Find the points on the curve $\frac{x^2}{9}-\frac{y^2}{16}= 1$ at which the tangents are parallel to y-axis.

(3, 0) and (−3, 0)

The correct answer is Option (2) → (3, 0) and (−3, 0)

Let $P(x_1,y_1)$ be a required point.

The given curve is $\frac{x^2}{9}-\frac{y^2}{16}= 1$ i.e. $16x^2 - 9y^2 = 144$   ...(1)
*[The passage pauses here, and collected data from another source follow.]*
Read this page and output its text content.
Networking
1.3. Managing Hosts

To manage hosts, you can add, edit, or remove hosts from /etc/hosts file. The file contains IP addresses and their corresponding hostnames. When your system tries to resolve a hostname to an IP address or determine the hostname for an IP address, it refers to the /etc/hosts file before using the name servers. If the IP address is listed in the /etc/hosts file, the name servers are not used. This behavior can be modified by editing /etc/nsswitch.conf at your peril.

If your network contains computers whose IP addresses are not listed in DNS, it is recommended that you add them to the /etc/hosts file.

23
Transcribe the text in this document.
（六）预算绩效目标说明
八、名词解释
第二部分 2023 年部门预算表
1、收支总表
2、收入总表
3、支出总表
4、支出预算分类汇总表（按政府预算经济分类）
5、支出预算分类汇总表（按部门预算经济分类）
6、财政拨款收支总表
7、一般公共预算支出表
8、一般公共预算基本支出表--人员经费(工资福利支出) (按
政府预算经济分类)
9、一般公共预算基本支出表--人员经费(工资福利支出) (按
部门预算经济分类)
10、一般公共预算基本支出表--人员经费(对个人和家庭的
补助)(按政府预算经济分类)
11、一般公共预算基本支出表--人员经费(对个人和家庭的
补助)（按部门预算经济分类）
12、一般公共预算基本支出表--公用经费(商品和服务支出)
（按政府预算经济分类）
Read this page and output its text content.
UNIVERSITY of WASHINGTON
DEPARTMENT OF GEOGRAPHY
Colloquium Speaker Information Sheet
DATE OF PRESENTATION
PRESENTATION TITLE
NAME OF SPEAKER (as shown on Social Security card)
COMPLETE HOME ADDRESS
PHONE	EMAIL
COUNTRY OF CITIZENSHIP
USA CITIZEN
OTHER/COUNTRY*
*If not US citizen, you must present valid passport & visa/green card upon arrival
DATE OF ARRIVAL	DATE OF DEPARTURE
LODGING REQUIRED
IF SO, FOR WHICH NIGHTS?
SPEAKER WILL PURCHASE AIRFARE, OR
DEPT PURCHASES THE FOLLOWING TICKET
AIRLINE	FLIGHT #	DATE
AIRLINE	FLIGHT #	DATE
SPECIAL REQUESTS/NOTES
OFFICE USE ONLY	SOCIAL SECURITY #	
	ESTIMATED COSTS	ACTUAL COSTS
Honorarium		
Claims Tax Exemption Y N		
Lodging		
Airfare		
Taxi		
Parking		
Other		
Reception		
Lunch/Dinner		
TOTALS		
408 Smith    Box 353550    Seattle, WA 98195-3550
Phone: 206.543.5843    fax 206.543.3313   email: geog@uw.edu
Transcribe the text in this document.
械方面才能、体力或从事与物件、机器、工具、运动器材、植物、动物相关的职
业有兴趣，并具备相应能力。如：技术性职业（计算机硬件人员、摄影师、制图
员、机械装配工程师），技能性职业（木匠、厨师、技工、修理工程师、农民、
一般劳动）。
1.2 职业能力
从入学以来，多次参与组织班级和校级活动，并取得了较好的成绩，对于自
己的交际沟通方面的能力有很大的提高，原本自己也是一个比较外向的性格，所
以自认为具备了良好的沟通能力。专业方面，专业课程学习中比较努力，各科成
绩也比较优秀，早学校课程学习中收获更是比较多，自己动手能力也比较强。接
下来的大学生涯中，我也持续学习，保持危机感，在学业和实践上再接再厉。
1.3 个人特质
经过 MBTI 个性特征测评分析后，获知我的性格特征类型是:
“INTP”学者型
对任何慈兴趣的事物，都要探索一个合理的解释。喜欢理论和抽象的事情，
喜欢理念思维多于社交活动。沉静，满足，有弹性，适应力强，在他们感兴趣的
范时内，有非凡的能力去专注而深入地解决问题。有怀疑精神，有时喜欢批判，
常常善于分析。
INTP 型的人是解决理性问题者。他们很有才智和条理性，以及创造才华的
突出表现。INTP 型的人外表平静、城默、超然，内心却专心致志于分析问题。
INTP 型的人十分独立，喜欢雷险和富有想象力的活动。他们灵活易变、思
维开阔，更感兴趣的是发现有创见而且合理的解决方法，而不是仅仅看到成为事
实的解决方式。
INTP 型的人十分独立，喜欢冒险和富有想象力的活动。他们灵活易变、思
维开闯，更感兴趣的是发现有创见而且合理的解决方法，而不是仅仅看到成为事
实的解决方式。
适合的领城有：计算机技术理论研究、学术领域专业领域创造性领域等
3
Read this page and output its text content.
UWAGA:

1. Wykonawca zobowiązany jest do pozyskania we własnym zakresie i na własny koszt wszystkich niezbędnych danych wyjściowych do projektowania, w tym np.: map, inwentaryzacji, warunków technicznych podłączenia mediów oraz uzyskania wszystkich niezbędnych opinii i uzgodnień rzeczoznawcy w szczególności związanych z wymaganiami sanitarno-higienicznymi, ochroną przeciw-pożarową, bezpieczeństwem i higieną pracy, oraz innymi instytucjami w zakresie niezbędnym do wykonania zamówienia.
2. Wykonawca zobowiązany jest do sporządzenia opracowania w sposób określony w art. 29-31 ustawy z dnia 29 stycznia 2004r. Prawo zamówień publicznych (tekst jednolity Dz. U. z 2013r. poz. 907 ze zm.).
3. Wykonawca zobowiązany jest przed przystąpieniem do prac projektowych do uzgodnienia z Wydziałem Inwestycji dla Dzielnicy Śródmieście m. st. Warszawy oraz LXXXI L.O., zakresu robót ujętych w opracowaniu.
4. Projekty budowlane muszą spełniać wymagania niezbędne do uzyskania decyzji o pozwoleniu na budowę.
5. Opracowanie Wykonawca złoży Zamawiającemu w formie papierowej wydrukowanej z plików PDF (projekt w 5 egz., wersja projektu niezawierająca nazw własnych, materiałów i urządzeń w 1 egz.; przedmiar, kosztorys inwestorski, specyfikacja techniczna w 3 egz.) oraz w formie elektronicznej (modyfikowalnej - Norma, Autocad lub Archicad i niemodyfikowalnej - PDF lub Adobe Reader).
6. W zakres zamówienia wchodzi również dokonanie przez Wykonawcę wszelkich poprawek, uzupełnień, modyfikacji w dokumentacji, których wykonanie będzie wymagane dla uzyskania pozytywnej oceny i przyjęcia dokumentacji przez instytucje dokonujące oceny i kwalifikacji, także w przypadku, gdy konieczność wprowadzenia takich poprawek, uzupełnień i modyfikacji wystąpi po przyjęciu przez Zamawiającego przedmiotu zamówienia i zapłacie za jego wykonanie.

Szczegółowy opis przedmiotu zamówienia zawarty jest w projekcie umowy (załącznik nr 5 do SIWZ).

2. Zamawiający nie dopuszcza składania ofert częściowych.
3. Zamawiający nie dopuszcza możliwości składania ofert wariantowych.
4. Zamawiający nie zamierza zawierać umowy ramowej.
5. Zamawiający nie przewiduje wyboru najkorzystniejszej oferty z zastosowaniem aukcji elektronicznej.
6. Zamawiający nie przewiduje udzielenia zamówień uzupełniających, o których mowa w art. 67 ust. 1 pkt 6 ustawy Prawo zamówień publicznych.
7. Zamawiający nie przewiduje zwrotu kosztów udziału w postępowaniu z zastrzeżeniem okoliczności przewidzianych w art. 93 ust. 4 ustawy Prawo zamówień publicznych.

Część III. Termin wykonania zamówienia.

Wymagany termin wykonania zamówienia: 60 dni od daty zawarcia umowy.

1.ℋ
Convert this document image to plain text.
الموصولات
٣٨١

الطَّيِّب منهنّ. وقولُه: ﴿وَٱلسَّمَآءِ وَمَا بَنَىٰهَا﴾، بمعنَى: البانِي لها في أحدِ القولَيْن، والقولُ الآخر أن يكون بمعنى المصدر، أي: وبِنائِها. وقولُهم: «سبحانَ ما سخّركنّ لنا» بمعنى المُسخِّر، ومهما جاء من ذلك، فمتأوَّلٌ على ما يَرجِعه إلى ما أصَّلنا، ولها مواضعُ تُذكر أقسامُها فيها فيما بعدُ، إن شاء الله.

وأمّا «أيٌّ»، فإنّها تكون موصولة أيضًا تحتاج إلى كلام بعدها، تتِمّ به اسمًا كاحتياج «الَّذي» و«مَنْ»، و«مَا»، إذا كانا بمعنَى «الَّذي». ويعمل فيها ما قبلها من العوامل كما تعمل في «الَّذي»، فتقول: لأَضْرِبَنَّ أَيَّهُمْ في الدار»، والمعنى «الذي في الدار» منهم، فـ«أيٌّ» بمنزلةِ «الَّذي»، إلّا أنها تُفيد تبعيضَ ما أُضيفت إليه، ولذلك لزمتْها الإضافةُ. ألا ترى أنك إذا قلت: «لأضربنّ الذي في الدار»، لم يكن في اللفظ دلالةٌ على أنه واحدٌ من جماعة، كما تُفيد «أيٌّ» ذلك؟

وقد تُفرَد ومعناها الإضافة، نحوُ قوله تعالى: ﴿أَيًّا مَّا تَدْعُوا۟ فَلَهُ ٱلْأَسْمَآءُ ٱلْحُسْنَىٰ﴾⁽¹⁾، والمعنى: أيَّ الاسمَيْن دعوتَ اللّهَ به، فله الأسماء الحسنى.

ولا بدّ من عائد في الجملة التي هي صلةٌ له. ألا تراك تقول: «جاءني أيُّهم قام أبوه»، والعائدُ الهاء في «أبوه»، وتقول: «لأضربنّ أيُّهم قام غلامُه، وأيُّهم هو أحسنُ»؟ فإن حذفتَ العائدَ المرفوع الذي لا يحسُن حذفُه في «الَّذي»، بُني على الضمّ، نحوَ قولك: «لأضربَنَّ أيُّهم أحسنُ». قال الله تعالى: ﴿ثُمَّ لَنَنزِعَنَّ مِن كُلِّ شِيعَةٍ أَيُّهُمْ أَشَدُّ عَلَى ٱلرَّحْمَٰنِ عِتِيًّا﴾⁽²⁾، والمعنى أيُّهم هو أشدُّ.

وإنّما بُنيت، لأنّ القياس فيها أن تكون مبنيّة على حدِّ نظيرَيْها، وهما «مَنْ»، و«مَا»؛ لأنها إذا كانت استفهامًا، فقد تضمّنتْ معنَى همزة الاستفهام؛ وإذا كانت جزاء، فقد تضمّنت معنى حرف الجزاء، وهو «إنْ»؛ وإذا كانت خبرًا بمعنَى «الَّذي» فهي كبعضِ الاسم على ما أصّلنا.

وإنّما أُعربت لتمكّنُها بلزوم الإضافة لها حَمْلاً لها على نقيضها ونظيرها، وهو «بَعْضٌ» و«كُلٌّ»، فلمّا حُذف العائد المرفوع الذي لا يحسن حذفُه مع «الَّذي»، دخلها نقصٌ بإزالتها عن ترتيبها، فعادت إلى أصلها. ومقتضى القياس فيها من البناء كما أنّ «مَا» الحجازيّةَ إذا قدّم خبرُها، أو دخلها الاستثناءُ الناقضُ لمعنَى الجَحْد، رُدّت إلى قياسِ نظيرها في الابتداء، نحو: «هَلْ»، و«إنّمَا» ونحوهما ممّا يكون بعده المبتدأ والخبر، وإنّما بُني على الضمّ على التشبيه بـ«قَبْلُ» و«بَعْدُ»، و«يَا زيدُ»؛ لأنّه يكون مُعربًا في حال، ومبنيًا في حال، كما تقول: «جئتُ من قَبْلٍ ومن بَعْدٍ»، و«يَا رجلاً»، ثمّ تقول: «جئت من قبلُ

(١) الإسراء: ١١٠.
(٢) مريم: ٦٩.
Diff. (1) w.r.t. x, we get

$16.2x-9.2y\frac{dy}{dx}= 0⇒ \frac{dy}{dx}=\frac{16x}{9y}⇒\left(\frac{dy}{dx}\right)_P=\frac{16x_1}{9y_1}$

Since the tangent at P is parallel to y-axis, $\left(\frac{dy}{dx}\right)_P=0$

$⇒\frac{9y_1}{16x_1}=0⇒9y_1=0⇒y_1=0$

As $P(x_1,y_1)$ lies on the curve (1), we get

$16{x_1}^2-9.0^2=144⇒{x_1}^2=9⇒x_1=±3$.

Hence, the points at which the tangents to the given curve are parallel to y-axis are (3, 0) and (−3, 0).